A A group of environmentalists, including Greenpeace, Environmental Working Group and other activist organizations, have launched a campaign calling for a change to bitcoin’s code to reduce its environmental footprint.
The Wall Street Journal reported that the campaign, which involved ads in The New York Times, Politico and the WSJ itself, was partially funded by Ripple co-founder Chris Larsen. He is also advised by the Sierra Club.
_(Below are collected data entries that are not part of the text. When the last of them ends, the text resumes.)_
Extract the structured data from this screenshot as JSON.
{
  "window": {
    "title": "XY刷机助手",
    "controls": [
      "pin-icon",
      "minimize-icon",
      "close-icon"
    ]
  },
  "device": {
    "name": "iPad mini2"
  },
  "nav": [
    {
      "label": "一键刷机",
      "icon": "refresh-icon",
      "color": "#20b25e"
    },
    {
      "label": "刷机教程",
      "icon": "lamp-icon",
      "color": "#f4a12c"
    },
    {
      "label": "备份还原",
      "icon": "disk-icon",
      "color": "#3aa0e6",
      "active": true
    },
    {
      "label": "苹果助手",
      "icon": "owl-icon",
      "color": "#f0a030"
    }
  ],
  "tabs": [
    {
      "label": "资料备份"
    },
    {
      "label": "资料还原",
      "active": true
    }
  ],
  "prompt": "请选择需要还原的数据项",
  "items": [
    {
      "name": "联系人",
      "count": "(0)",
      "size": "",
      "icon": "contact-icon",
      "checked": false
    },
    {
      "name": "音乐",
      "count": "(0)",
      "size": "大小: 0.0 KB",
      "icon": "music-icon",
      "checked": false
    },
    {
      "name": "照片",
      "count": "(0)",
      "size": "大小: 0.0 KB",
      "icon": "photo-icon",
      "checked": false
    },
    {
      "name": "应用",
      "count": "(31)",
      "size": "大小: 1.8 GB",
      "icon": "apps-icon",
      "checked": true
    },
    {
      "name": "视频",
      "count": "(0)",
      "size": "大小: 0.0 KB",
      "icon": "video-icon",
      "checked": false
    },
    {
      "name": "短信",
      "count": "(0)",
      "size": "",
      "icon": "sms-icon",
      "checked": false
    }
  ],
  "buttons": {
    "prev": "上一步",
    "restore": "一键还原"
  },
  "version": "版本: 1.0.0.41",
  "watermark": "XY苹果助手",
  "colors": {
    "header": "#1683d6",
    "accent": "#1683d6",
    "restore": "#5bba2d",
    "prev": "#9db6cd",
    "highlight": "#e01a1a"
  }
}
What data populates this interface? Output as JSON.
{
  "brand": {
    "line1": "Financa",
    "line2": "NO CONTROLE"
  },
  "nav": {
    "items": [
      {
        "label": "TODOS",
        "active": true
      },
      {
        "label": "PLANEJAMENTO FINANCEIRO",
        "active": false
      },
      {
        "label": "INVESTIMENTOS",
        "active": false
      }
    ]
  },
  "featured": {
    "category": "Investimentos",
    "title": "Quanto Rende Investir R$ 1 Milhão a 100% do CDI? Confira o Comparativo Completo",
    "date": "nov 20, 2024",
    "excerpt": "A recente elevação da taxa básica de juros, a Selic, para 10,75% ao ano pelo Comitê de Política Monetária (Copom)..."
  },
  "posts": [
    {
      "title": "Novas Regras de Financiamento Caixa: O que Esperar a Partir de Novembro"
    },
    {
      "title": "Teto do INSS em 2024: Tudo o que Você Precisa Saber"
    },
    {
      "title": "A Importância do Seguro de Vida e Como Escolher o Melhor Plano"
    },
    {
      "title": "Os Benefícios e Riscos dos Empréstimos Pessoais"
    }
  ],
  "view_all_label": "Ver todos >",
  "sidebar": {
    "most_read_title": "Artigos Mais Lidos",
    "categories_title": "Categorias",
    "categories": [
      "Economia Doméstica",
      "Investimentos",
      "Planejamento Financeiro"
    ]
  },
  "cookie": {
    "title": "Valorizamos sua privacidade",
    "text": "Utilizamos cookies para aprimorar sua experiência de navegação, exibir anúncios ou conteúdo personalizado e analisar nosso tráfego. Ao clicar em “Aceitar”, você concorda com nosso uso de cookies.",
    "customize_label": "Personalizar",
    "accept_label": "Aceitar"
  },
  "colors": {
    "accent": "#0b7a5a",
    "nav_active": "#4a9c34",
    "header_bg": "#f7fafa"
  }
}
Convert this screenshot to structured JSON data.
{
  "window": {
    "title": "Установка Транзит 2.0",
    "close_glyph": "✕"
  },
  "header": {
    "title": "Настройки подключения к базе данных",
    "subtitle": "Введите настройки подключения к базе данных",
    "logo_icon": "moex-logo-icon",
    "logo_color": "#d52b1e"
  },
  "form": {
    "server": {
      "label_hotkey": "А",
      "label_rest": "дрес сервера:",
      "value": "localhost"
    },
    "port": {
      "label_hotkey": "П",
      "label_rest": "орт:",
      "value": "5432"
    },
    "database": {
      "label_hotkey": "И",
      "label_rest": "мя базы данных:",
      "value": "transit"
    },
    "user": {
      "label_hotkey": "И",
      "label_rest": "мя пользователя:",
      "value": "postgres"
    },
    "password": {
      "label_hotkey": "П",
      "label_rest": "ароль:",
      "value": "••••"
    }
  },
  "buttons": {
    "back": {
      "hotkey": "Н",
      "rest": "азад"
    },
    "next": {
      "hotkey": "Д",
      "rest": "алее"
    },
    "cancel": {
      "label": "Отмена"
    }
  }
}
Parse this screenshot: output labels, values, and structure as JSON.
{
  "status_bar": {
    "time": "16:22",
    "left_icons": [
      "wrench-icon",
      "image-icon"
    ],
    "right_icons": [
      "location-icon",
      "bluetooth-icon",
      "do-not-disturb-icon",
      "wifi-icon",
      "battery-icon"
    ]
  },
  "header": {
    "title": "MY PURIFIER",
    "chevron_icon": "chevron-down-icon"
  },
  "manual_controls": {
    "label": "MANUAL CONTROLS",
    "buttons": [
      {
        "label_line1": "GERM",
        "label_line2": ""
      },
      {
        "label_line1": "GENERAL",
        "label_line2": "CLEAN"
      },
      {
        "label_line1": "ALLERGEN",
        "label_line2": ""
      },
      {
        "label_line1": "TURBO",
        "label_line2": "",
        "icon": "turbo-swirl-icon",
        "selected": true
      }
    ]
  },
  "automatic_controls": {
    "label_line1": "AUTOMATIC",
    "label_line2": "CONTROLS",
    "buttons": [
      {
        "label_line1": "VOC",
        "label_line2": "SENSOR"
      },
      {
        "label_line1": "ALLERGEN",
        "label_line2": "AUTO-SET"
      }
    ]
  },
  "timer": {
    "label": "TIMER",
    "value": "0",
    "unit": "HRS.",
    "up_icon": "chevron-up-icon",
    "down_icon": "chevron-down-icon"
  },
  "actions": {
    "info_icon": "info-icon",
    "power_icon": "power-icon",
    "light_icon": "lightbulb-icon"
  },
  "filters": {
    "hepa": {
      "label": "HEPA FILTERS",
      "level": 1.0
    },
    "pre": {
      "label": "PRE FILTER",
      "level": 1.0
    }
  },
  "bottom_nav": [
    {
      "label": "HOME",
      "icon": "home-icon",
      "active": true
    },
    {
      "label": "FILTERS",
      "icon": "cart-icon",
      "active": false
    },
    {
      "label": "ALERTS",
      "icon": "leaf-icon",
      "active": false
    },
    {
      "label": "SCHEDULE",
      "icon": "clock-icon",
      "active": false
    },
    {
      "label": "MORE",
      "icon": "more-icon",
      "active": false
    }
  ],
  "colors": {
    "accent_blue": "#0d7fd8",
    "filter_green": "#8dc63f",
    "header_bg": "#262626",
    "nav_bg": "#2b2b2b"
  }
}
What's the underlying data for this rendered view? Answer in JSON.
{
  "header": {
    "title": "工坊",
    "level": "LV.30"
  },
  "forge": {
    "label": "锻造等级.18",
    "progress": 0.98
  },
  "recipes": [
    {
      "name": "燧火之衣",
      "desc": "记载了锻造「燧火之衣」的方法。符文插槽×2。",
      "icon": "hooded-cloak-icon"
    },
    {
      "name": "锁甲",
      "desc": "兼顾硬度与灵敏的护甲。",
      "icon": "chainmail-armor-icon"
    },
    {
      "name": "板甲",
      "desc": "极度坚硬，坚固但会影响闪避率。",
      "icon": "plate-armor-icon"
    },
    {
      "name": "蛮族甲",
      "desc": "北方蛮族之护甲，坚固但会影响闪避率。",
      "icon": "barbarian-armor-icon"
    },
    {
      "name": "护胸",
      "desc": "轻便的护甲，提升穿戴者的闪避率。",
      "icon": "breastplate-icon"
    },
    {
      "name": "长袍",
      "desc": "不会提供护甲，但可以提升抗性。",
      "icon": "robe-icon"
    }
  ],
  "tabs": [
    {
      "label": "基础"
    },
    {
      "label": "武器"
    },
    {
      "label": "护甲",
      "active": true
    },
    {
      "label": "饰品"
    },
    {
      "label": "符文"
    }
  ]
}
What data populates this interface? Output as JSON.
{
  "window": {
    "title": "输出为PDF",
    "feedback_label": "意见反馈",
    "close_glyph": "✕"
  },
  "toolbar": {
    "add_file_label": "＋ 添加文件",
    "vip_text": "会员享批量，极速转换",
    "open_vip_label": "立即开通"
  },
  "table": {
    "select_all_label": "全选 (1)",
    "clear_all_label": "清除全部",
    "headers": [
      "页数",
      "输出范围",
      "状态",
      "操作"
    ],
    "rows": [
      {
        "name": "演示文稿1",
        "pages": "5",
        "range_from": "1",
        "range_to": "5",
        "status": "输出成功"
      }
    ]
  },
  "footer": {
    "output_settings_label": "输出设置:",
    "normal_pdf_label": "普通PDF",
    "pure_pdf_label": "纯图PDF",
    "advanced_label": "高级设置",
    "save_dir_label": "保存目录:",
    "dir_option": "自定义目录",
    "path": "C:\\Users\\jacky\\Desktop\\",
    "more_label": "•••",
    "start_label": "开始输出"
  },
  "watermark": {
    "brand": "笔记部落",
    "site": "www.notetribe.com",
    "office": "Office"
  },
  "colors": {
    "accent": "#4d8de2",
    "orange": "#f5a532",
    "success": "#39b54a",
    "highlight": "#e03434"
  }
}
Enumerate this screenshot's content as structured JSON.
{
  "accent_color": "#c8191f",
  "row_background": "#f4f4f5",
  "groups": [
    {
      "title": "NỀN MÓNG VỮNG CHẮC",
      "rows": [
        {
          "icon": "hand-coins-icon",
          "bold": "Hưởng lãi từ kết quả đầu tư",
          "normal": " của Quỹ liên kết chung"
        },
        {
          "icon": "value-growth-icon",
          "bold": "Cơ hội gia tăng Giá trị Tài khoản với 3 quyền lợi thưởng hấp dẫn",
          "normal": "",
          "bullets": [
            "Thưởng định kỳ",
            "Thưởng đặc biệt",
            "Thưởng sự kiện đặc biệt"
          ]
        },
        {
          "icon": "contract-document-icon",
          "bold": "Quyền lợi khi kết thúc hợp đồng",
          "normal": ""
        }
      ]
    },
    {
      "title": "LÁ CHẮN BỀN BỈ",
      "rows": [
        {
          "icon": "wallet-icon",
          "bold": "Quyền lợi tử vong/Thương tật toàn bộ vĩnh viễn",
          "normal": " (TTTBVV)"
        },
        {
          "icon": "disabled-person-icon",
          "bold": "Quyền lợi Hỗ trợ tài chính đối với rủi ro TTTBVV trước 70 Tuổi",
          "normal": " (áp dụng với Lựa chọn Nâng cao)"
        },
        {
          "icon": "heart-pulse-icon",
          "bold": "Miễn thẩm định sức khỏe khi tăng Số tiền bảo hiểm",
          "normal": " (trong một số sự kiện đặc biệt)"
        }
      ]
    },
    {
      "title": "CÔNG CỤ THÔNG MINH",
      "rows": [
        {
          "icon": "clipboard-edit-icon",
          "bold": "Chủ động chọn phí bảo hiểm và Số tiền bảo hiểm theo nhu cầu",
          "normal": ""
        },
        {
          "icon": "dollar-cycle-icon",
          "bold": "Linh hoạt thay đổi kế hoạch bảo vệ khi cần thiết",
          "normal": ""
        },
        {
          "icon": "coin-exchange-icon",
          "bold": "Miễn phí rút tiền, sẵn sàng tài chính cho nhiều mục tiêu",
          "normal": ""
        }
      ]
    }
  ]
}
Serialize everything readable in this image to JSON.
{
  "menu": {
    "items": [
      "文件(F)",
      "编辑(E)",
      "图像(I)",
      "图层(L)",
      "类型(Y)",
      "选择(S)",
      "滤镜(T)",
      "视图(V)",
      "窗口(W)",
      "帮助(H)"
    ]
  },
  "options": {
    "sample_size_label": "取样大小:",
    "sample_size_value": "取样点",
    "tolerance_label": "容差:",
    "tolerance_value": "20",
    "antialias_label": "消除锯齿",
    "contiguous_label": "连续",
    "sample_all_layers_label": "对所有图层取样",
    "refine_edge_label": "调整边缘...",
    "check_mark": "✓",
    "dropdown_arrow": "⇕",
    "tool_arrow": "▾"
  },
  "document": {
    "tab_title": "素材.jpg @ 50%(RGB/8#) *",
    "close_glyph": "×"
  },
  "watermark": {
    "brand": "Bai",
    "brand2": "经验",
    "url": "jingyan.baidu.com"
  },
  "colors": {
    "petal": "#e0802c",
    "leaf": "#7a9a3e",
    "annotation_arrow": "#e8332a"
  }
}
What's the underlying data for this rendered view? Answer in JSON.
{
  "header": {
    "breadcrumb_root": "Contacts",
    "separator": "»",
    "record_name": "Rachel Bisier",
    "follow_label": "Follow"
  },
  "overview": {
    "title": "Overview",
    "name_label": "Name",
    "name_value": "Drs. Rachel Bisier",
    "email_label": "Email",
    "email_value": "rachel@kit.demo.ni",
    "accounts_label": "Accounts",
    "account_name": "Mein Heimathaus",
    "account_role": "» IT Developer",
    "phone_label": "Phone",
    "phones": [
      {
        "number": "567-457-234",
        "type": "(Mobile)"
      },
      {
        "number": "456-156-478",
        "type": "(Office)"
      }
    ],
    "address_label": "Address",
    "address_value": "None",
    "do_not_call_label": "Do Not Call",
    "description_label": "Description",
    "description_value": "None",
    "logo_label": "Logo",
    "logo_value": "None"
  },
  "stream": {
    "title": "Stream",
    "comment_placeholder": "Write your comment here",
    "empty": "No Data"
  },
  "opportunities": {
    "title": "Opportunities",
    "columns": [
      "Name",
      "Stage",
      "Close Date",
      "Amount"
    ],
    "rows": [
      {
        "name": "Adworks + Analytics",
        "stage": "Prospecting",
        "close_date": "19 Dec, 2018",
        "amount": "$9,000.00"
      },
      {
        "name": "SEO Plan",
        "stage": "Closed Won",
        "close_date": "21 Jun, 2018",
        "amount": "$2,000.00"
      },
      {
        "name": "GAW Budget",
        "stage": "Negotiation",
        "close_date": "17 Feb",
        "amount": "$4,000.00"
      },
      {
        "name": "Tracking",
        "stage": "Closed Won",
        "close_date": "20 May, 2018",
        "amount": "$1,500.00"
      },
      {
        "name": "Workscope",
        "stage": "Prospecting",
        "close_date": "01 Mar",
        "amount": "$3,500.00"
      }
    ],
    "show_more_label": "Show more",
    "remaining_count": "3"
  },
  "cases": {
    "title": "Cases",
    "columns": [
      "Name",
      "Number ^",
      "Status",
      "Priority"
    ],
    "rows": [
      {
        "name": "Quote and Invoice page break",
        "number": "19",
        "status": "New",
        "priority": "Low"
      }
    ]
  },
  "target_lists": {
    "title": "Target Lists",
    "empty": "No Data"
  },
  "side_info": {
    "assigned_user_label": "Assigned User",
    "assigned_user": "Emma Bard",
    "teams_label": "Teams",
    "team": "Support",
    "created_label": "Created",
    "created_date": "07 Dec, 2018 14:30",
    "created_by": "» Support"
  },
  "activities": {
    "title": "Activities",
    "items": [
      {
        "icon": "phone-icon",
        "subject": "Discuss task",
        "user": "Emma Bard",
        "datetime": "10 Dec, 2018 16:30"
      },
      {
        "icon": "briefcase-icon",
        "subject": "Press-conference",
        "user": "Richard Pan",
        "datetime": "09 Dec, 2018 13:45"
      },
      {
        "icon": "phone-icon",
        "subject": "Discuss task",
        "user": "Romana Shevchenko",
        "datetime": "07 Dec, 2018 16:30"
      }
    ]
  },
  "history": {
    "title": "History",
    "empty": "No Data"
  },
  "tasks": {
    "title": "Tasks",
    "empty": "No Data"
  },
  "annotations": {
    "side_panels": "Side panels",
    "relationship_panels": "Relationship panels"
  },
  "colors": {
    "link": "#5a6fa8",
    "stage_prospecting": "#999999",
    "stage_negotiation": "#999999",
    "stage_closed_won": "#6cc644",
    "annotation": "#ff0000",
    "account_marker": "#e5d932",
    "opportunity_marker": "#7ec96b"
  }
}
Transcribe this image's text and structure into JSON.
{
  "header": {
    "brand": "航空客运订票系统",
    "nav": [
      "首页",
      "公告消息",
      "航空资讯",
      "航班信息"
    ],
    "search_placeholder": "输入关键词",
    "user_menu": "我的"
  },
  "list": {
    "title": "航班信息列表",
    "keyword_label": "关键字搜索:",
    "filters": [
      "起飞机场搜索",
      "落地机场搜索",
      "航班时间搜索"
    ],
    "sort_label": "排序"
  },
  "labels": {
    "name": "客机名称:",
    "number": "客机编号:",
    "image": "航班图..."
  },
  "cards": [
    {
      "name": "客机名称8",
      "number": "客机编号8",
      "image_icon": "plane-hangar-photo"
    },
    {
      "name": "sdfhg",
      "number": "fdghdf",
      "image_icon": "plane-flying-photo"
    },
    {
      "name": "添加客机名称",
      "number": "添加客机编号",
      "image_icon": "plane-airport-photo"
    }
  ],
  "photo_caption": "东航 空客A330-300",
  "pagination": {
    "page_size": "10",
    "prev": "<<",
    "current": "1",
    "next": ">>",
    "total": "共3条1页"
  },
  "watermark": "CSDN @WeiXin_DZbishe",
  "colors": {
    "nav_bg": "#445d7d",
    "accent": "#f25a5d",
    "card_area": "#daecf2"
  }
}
Former Sierra Club manager Michael Brune told the WSJ that the campaign was not anti-bitcoin. He was keen to draw attention to the argument that climate change has reached a tipping point and that bitcoin is contributing substantially to it.
“It’s important for anyone who is in a position to act, to act,” Brune told the WSJ. “You cannot ignore that we are in a climate emergency.”
“We’re in this campaign for the long haul, but we’re hoping — especially as Bitcoin is now funded by entities and individuals who care about climate change — that we can get leaders to agree that it’s going to happen. this is a problem that needs to be fixed,” Brune also said, as quoted by Bloomberg. “Goldman Sachs, BlackRock, PayPal, Venmo, Fidelity – we anticipate many companies will help in this effort.”
Earlier this year, data from Digiconomist’s Bitcoin Energy Consumption Index suggested that the world’s most valuable cryptocurrency had an environmental footprint equal to that of New Zealand, at around 37 megatonnes of carbon dioxide. carbon per year. The reason for this is the energy-intensive bitcoin mining, which has already attracted public attention from environmental organizations.
Bloomberg notes that Ethereum, perhaps Bitcoin’s biggest rival, was already working on a software update that would reduce its carbon footprint. The update is expected to be completed in several months, making Ethereum more environmentally friendly.
By Charles Kennedy for Oilprice.com.